Dalam konteks “DESA PRODUKTIF KOTA KREATIF”, tergambar wajah pendidikan di Kabupaten Ende, yang mendambakan lahirnya manusia-manusia modern, sebagai penghuni/rakyat sekaligus pendukung dari Desa Produktif dan Kota Kreatif di Ende tercinta ini. Untuk hadirnya “DESA PRODUKTIF KOTA KREATIF” di Kabupaten Ende, jelas dibutuhkan manusia modern, yaitu manusia yang mampu mengembangkan sarana material menjadi produktif (Nanang Martono, 2011, hal.60). Mengingat dengan kehadiran manusia modern, maka baik desa maupun kota di Kabupaten Ende ini dapat menjadi desa yang produktif, dan kota yang kreatif.

Oleh Alex Inkeles, terdapat 2 (dua) sarana untuk menjadi manusia modern, yaitu melalui sarana pendidikan dan sarana kurikulum informal dalam proses pendidikan (Nanang Martono, 2011, hal. 61).  Itu berarti, pendidikan yang melahirkan manusia modern, beserta kurikulum dalam proses pendidikan tersebut, harus menjadi pusat perhatian seorang Bacabub Lori Gadi Djou. Teristimewa dengan menaruh harapan lebih pada para pendidik sebagai “leading agent” di lapangan. Perhatian yang serius pada para pendidik, baik menyangkut kesejahteraan, maupun menyangkut peningkatan skills dan kemampuan (kompetensi dan profesionalitas) akan membawa Kabupaten Ende semakin dekat dengan ideal “DESA PRODUKTIF KOTA KREATIF” tersebut.

PENUTUP

“Berapa jumlah guru yang tersisa ?”, demikian pertanyaan yang keluar dari mulut Kaisar Jepang, Hirohito.

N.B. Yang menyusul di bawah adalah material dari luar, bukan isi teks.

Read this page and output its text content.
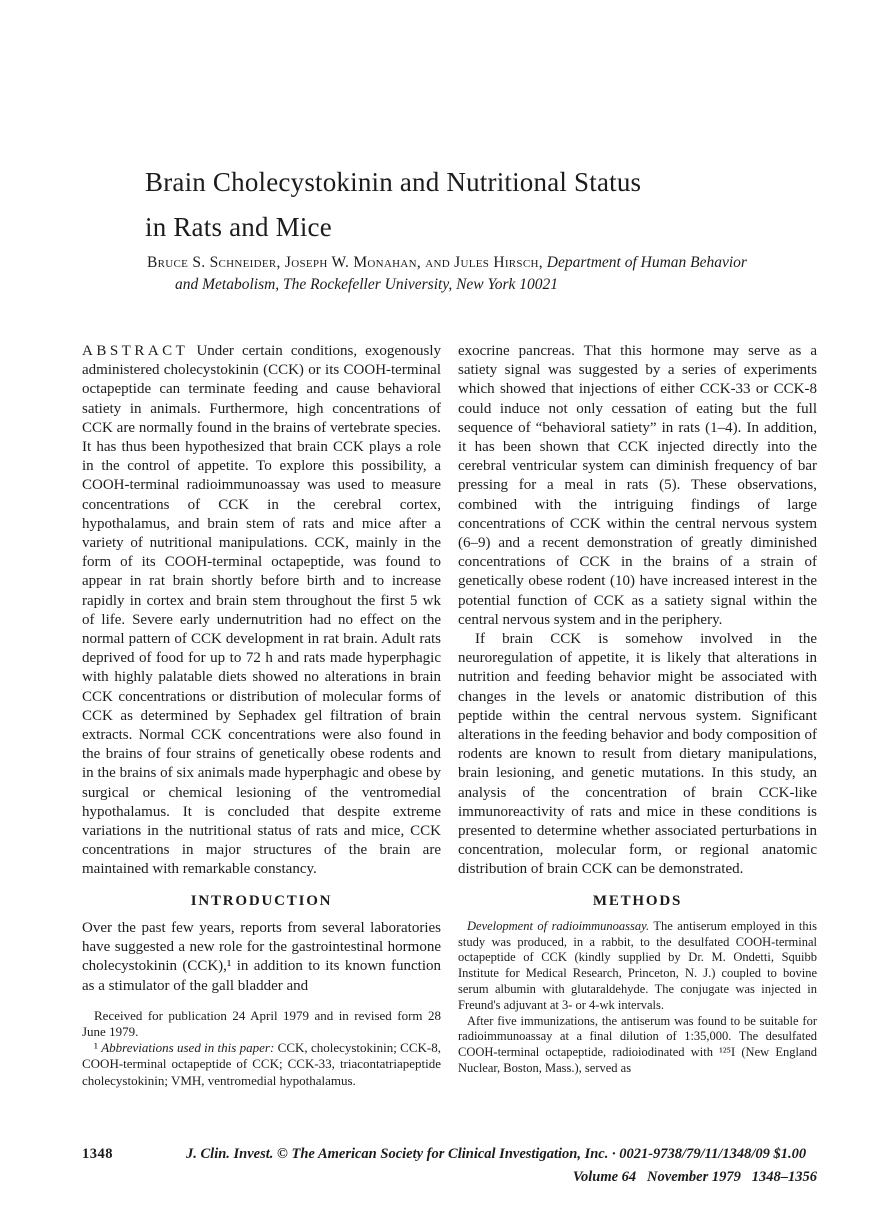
Brain Cholecystokinin and Nutritional Status
in Rats and Mice

Bruce S. Schneider, Joseph W. Monahan, and Jules Hirsch, Department of Human Behavior and Metabolism, The Rockefeller University, New York 10021

ABSTRACT Under certain conditions, exogenously administered cholecystokinin (CCK) or its COOH-terminal octapeptide can terminate feeding and cause behavioral satiety in animals. Furthermore, high concentrations of CCK are normally found in the brains of vertebrate species. It has thus been hypothesized that brain CCK plays a role in the control of appetite. To explore this possibility, a COOH-terminal radioimmunoassay was used to measure concentrations of CCK in the cerebral cortex, hypothalamus, and brain stem of rats and mice after a variety of nutritional manipulations. CCK, mainly in the form of its COOH-terminal octapeptide, was found to appear in rat brain shortly before birth and to increase rapidly in cortex and brain stem throughout the first 5 wk of life. Severe early undernutrition had no effect on the normal pattern of CCK development in rat brain. Adult rats deprived of food for up to 72 h and rats made hyperphagic with highly palatable diets showed no alterations in brain CCK concentrations or distribution of molecular forms of CCK as determined by Sephadex gel filtration of brain extracts. Normal CCK concentrations were also found in the brains of four strains of genetically obese rodents and in the brains of six animals made hyperphagic and obese by surgical or chemical lesioning of the ventromedial hypothalamus. It is concluded that despite extreme variations in the nutritional status of rats and mice, CCK concentrations in major structures of the brain are maintained with remarkable constancy.

INTRODUCTION

Over the past few years, reports from several laboratories have suggested a new role for the gastrointestinal hormone cholecystokinin (CCK),¹ in addition to its known function as a stimulator of the gall bladder and

Received for publication 24 April 1979 and in revised form 28 June 1979.

¹ Abbreviations used in this paper: CCK, cholecystokinin; CCK-8, COOH-terminal octapeptide of CCK; CCK-33, triacontatriapeptide cholecystokinin; VMH, ventromedial hypothalamus.

exocrine pancreas. That this hormone may serve as a satiety signal was suggested by a series of experiments which showed that injections of either CCK-33 or CCK-8 could induce not only cessation of eating but the full sequence of “behavioral satiety” in rats (1–4). In addition, it has been shown that CCK injected directly into the cerebral ventricular system can diminish frequency of bar pressing for a meal in rats (5). These observations, combined with the intriguing findings of large concentrations of CCK within the central nervous system (6–9) and a recent demonstration of greatly diminished concentrations of CCK in the brains of a strain of genetically obese rodent (10) have increased interest in the potential function of CCK as a satiety signal within the central nervous system and in the periphery.

If brain CCK is somehow involved in the neuroregulation of appetite, it is likely that alterations in nutrition and feeding behavior might be associated with changes in the levels or anatomic distribution of this peptide within the central nervous system. Significant alterations in the feeding behavior and body composition of rodents are known to result from dietary manipulations, brain lesioning, and genetic mutations. In this study, an analysis of the concentration of brain CCK-like immunoreactivity of rats and mice in these conditions is presented to determine whether associated perturbations in concentration, molecular form, or regional anatomic distribution of brain CCK can be demonstrated.

METHODS

Development of radioimmunoassay. The antiserum employed in this study was produced, in a rabbit, to the desulfated COOH-terminal octapeptide of CCK (kindly supplied by Dr. M. Ondetti, Squibb Institute for Medical Research, Princeton, N. J.) coupled to bovine serum albumin with glutaraldehyde. The conjugate was injected in Freund's adjuvant at 3- or 4-wk intervals.

After five immunizations, the antiserum was found to be suitable for radioimmunoassay at a final dilution of 1:35,000. The desulfated COOH-terminal octapeptide, radioiodinated with ¹²⁵I (New England Nuclear, Boston, Mass.), served as

1348	J. Clin. Invest. © The American Society for Clinical Investigation, Inc. · 0021-9738/79/11/1348/09 $1.00
Volume 64   November 1979   1348–1356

Pertanyaan ini merupakan respon pertama beliau setelah mendengar berita luluh lantaknya Kota Hiroshima dan Nagasaki akibat bom atom yang dijatuhkan oleh Amerika Serikat. Sesudahnya, Kaisar Hirohito menyuruh para jenderalnya untuk mengumpulkan seluruh guru yang tersisa di seluruh pelosok Jepang. Terdapat kurang lebih 45.000 guru yang tersisa saat itu. Kehadiran dan sumbangsih para guru tersebut selanjutnya menjadikan Jepang seperti saat sekarang ini. 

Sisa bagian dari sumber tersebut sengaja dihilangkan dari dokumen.